Chromoplasts (Chromo = colored) express more of other pigments and less of chlorophyll. Neither do they have thylakoid structures. Therefore they are not involved in photosynthesis. When fruits ripen, the chloroplasts differentiate to chromoplasts. Flowers also contain a lot of chromoplasts.


Leukoplasts (Leuko = white) do not have any pigments and usually carry out biosynthetic processes. When they store starch they are called amyloplasts.



Apicoplasts are found in parasites like plasmodia (causes malaria) and are vital for their survival. The Apicoplast is involved in biosynthetic pathways but the precise importance of it remains unknown.


The mitochondrion is a very different organelle and has a different evolutionary origin. Mitochondria, like Chloroplasts, produce ATP from an electron transport chain but use chemical substrates (NADH, flavin etc) rather than light as a source of initial energy. Mitochondria are thought to be an outcome of an endosymbiosis between an ancestral eukaryotic cell and an $\alpha$-proteobacterium. Chloroplasts, on the other hand have descended from a Cyanobacterial endosymbiont. Therefore the structure of mitochondria is very different from that of chloroplasts.


Chromoplasts, leukoplasts, amyloplasts and apicoplasts have lost the photosynthetic ability. Similarly, there are variants of mitochondria which use different electron acceptors (other than oxygen) and some are just incapable of ATP synthesis.

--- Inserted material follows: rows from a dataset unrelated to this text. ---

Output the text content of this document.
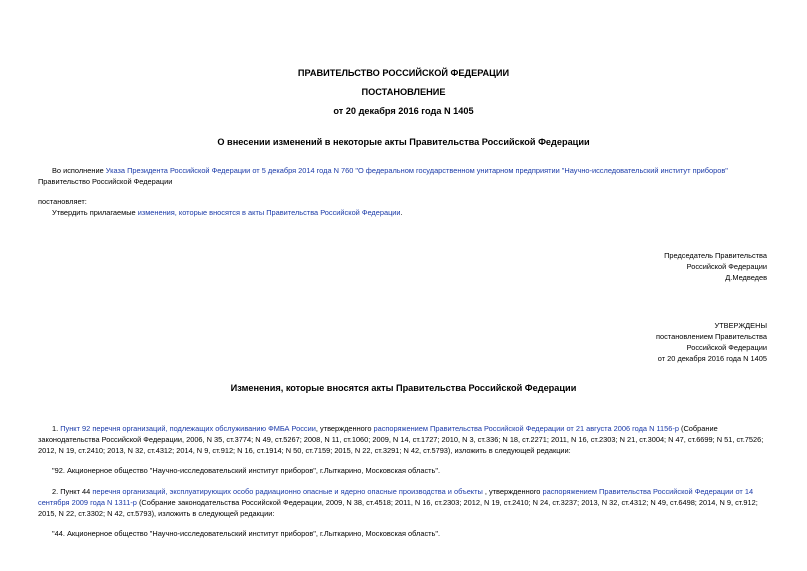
ПРАВИТЕЛЬСТВО РОССИЙСКОЙ ФЕДЕРАЦИИ
ПОСТАНОВЛЕНИЕ
от 20 декабря 2016 года N 1405
О внесении изменений в некоторые акты Правительства Российской Федерации
Во исполнение Указа Президента Российской Федерации от 5 декабря 2014 года N 760 "О федеральном государственном унитарном предприятии "Научно-исследовательский институт приборов" Правительство Российской Федерации
постановляет:
Утвердить прилагаемые изменения, которые вносятся в акты Правительства Российской Федерации.
Председатель Правительства
Российской Федерации
Д.Медведев
УТВЕРЖДЕНЫ
постановлением Правительства
Российской Федерации
от 20 декабря 2016 года N 1405
Изменения, которые вносятся акты Правительства Российской Федерации
1. Пункт 92 перечня организаций, подлежащих обслуживанию ФМБА России, утвержденного распоряжением Правительства Российской Федерации от 21 августа 2006 года N 1156-р (Собрание законодательства Российской Федерации, 2006, N 35, ст.3774; N 49, ст.5267; 2008, N 11, ст.1060; 2009, N 14, ст.1727; 2010, N 3, ст.336; N 18, ст.2271; 2011, N 16, ст.2303; N 21, ст.3004; N 47, ст.6699; N 51, ст.7526; 2012, N 19, ст.2410; 2013, N 32, ст.4312; 2014, N 9, ст.912; N 16, ст.1914; N 50, ст.7159; 2015, N 22, ст.3291; N 42, ст.5793), изложить в следующей редакции:
"92. Акционерное общество "Научно-исследовательский институт приборов", г.Лыткарино, Московская область".
2. Пункт 44 перечня организаций, эксплуатирующих особо радиационно опасные и ядерно опасные производства и объекты , утвержденного распоряжением Правительства Российской Федерации от 14 сентября 2009 года N 1311-р (Собрание законодательства Российской Федерации, 2009, N 38, ст.4518; 2011, N 16, ст.2303; 2012, N 19, ст.2410; N 24, ст.3237; 2013, N 32, ст.4312; N 49, ст.6498; 2014, N 9, ст.912; 2015, N 22, ст.3302; N 42, ст.5793), изложить в следующей редакции:
"44. Акционерное общество "Научно-исследовательский институт приборов", г.Лыткарино, Московская область".
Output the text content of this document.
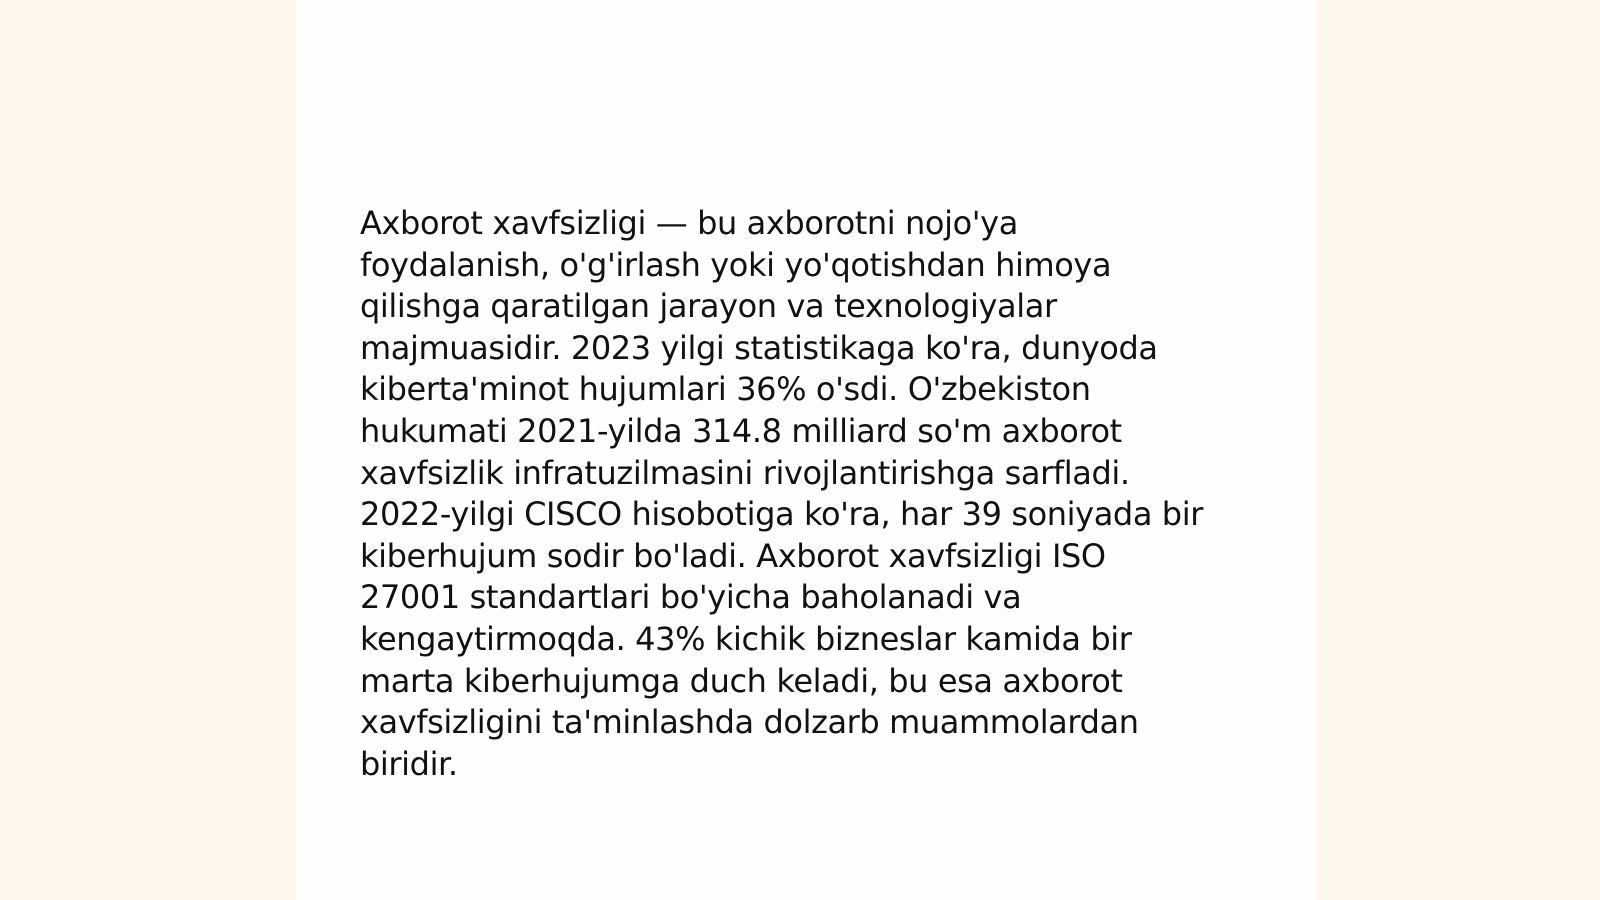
Axborot xavfsizligi — bu axborotni nojo'ya
foydalanish, o'g'irlash yoki yo'qotishdan himoya
qilishga qaratilgan jarayon va texnologiyalar
majmuasidir. 2023 yilgi statistikaga ko'ra, dunyoda
kiberta'minot hujumlari 36% o'sdi. O'zbekiston
hukumati 2021-yilda 314.8 milliard so'm axborot
xavfsizlik infratuzilmasini rivojlantirishga sarfladi.
2022-yilgi CISCO hisobotiga ko'ra, har 39 soniyada bir
kiberhujum sodir bo'ladi. Axborot xavfsizligi ISO
27001 standartlari bo'yicha baholanadi va
kengaytirmoqda. 43% kichik bizneslar kamida bir
marta kiberhujumga duch keladi, bu esa axborot
xavfsizligini ta'minlashda dolzarb muammolardan
biridir.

Are there any plant sequence database for each of them (plastid, chloroplast and mitochondira)?



Chloroplast genome database: {link}


I don't know of a separate plant mitochondrial database but you can see this resource called MitBASE.


NCBI also has the organellar DNA sequences.




Can we separate as chloroplast, mitochondria, platid sequence from whole genome assembly?



Usually the organellar genomes will assemble as separate contigs when you sequence from the whole cell DNA prep. By homology it is possible to say if the contig is a mitochondrial or chloroplast DNA. But the best way would be to experimentally isolate the organelles and sequence their DNA.